After London mayor Boris Johnson last summer announced plans for double-decker electric buses, a fleet of five of the EVs was announced to ply a route in the city. The zero-emission buses from China's car and battery maker BYD are expected to ease pollution over the route in the city.

The new buses are painted in Transport for London (TfL)'s traditional bright red, and are powered by BYD's proprietary iron-phosphate EV batteries.

Not long ago, the electric bus sector was considered a challenge, but BYD had figured out how to meet the challenge.

The buses come with BYD-designed and built Iron-Phosphate batteries, delivering 345 kWh of power and carry an industry-benchmark 12 year battery warranty, the longest electric battery warranty available. The batteries are capable of powering the bus for over 24 hours and up to 190 miles of typical urban driving on the service routes and require only a single daily recharging of four hours.

The buses are each over 33 feet long and carry a total of 81 passengers and with climate control present a heavy load. However, on the basis of the success  of last year's demonstration, it looked like electric double-decker buses had what it took to cope with London traffic.
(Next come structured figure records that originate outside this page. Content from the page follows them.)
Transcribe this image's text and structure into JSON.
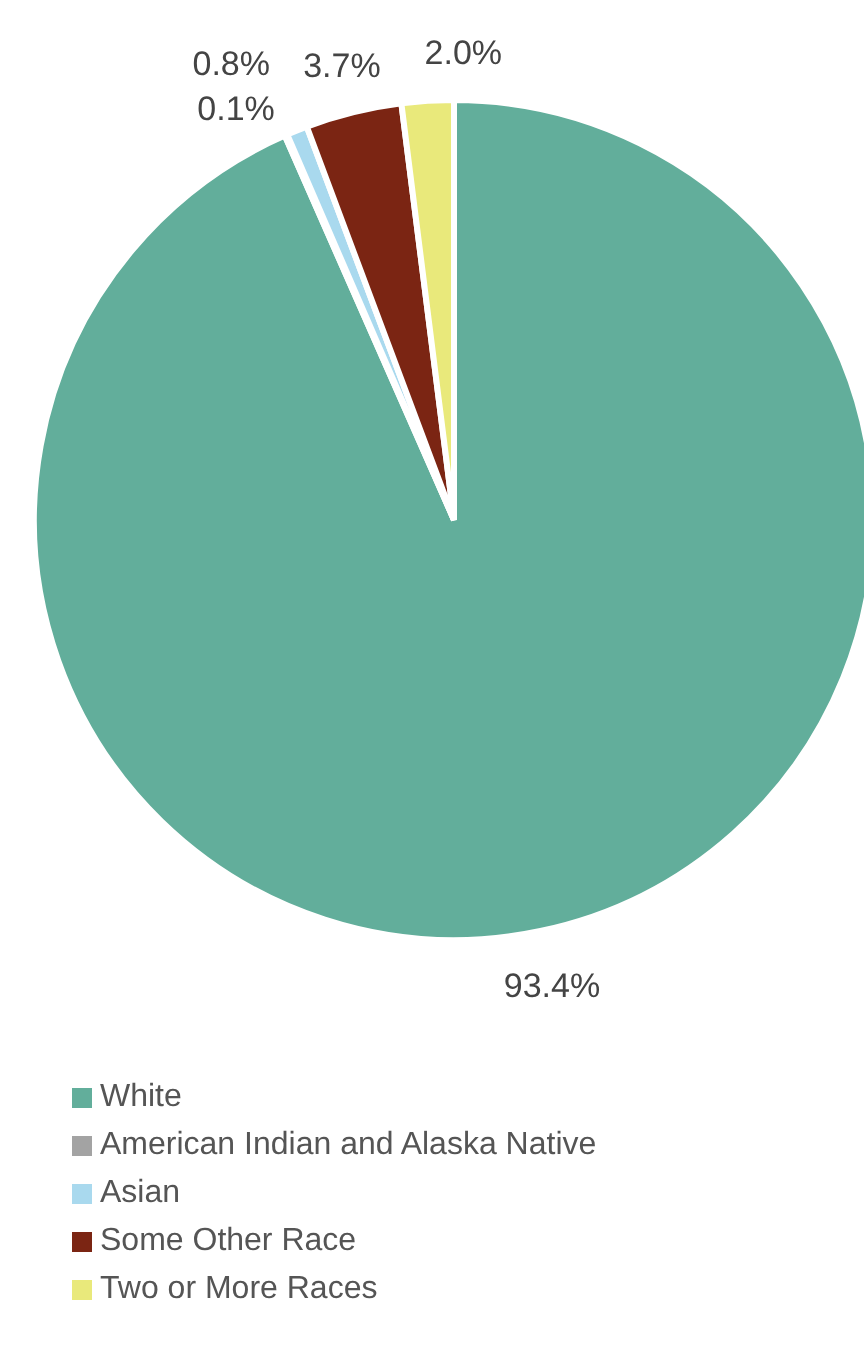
{
  "chart_data": {
    "type": "pie",
    "categories": [
      "White",
      "American Indian and Alaska Native",
      "Asian",
      "Some Other Race",
      "Two or More Races"
    ],
    "values": [
      93.4,
      0.1,
      0.8,
      3.7,
      2.0
    ],
    "value_labels": [
      "93.4%",
      "0.1%",
      "0.8%",
      "3.7%",
      "2.0%"
    ],
    "colors": [
      "#62ae9b",
      "#a3a3a3",
      "#a9d9ee",
      "#7b2513",
      "#e9e97b"
    ],
    "legend": "bottom left"
  }
}
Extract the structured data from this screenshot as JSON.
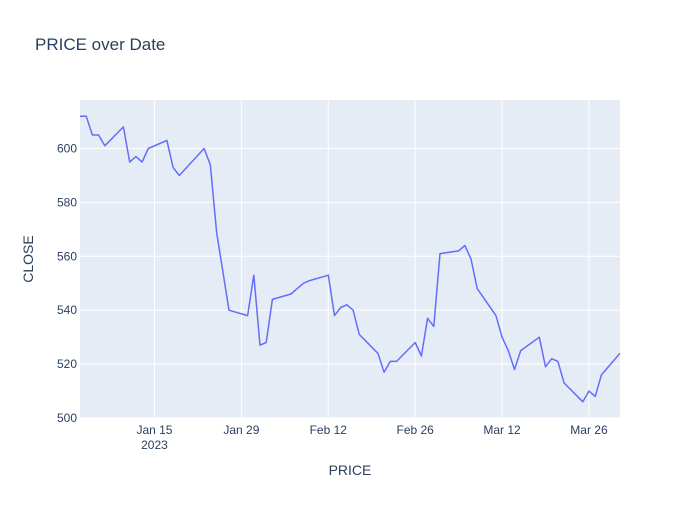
{
  "chart_data": {
    "type": "line",
    "title": "PRICE over Date",
    "xlabel": "PRICE",
    "ylabel": "CLOSE",
    "ylim": [
      500,
      618
    ],
    "xlim": [
      "2023-01-03",
      "2023-03-31"
    ],
    "grid": true,
    "legend": "none",
    "colors": {
      "line": "#636efa",
      "plot_bg": "#e5ecf6",
      "grid": "#ffffff",
      "text": "#2a3f5f"
    },
    "x_ticks": [
      {
        "date": "2023-01-15",
        "label": "Jan 15",
        "sublabel": "2023"
      },
      {
        "date": "2023-01-29",
        "label": "Jan 29",
        "sublabel": ""
      },
      {
        "date": "2023-02-12",
        "label": "Feb 12",
        "sublabel": ""
      },
      {
        "date": "2023-02-26",
        "label": "Feb 26",
        "sublabel": ""
      },
      {
        "date": "2023-03-12",
        "label": "Mar 12",
        "sublabel": ""
      },
      {
        "date": "2023-03-26",
        "label": "Mar 26",
        "sublabel": ""
      }
    ],
    "y_ticks": [
      500,
      520,
      540,
      560,
      580,
      600
    ],
    "series": [
      {
        "x": [
          "2023-01-03",
          "2023-01-04",
          "2023-01-05",
          "2023-01-06",
          "2023-01-07",
          "2023-01-10",
          "2023-01-11",
          "2023-01-12",
          "2023-01-13",
          "2023-01-14",
          "2023-01-17",
          "2023-01-18",
          "2023-01-19",
          "2023-01-23",
          "2023-01-24",
          "2023-01-25",
          "2023-01-27",
          "2023-01-30",
          "2023-01-31",
          "2023-02-01",
          "2023-02-02",
          "2023-02-03",
          "2023-02-06",
          "2023-02-07",
          "2023-02-08",
          "2023-02-09",
          "2023-02-12",
          "2023-02-13",
          "2023-02-14",
          "2023-02-15",
          "2023-02-16",
          "2023-02-17",
          "2023-02-20",
          "2023-02-21",
          "2023-02-22",
          "2023-02-23",
          "2023-02-26",
          "2023-02-27",
          "2023-02-28",
          "2023-03-01",
          "2023-03-02",
          "2023-03-05",
          "2023-03-06",
          "2023-03-07",
          "2023-03-08",
          "2023-03-11",
          "2023-03-12",
          "2023-03-13",
          "2023-03-14",
          "2023-03-15",
          "2023-03-18",
          "2023-03-19",
          "2023-03-20",
          "2023-03-21",
          "2023-03-22",
          "2023-03-25",
          "2023-03-26",
          "2023-03-27",
          "2023-03-28",
          "2023-03-31"
        ],
        "y": [
          612,
          612,
          605,
          605,
          601,
          608,
          595,
          597,
          595,
          600,
          603,
          593,
          590,
          600,
          594,
          569,
          540,
          538,
          553,
          527,
          528,
          544,
          546,
          548,
          550,
          551,
          553,
          538,
          541,
          542,
          540,
          531,
          524,
          517,
          521,
          521,
          528,
          523,
          537,
          534,
          561,
          562,
          564,
          559,
          548,
          538,
          530,
          525,
          518,
          525,
          530,
          519,
          522,
          521,
          513,
          506,
          510,
          508,
          516,
          524
        ]
      }
    ]
  }
}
Charging equipment would be installed at service operator Metroline's Willesden Bus Garage in north London. According to BYD, the buses were capable of carrying out most daily duty cycles.

"It's a very exciting moment that this is happening here," says Matthew Pencharz, London's deputy mayor of environment and energy. "The running costs are much lower and some of the maintenance and operations costs are much lower on the buses. Also, these [buses] are zero-emission, zero-tailpipe-pollution and that is a huge benefit for Londoners."